Pecan growers gave a sigh of relief as timely September rains fell on state orchards during a critical growing stage, says a University of Georgia pecan expert.
The 3 to 5 inches of rain that fell in early September "were right on time for the pecans," said Tom Crocker, a horticulturist with the UGA College of Agricultural and Environmental Sciences.
|Timely September rains will enable Georgia pecans to mature into quality nuts.
Rains Help Nuts
Between early September and October, pecans enter a growing stage known as nut fill, when the edible part of the nut fills the hull. The rain will help the nut mature and improve the quality for harvest, Crocker said.
Not only was the rain beneficial, Crocker said, but the way it was delivered couldn't have been better. The steady, light showers came with little wind gusts that could damage tree limbs, knocking down the overall production and dollar value of the crop.
However, the rain does increase the risk of late-season scab, a fungus that can severely reduce the quantity and quality of yields, said Tim Brenneman, a UGA plant pathology researcher at the Coastal Plain Experiment Station in Tifton.
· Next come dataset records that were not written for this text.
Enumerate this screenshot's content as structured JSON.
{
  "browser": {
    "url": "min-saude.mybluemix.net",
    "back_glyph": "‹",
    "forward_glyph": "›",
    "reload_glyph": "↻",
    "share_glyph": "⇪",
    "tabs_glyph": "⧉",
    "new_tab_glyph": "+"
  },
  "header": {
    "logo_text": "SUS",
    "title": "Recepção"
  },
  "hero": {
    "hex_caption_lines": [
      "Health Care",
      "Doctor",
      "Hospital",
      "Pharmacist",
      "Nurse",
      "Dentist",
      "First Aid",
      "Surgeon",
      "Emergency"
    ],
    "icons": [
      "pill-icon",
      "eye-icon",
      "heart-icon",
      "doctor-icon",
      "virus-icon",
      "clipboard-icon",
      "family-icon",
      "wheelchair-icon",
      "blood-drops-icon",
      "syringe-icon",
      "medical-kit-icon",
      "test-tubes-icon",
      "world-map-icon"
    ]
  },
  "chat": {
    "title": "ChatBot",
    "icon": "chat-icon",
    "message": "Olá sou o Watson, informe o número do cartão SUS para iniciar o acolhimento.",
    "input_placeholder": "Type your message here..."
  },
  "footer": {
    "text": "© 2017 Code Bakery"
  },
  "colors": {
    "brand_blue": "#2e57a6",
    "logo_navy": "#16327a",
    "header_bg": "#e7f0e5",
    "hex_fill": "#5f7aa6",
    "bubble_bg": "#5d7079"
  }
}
But damage due to scab would be minimal this late in the season.
"We could also have some scab carry over to next season," Brenneman said.
For now, the perfect weather for pecans won't be rainy. "We need it to clear off and get some sunshine," Brenneman said, "so the leaves can put out what they need to fill those nuts right now."
With the third straight year of drought, the $100 million state pecan crop has had to depend greatly on irrigation. About two-thirds of the state orchards are irrigated.
But overall, "the pecan crop looks real good right now," Crocker said.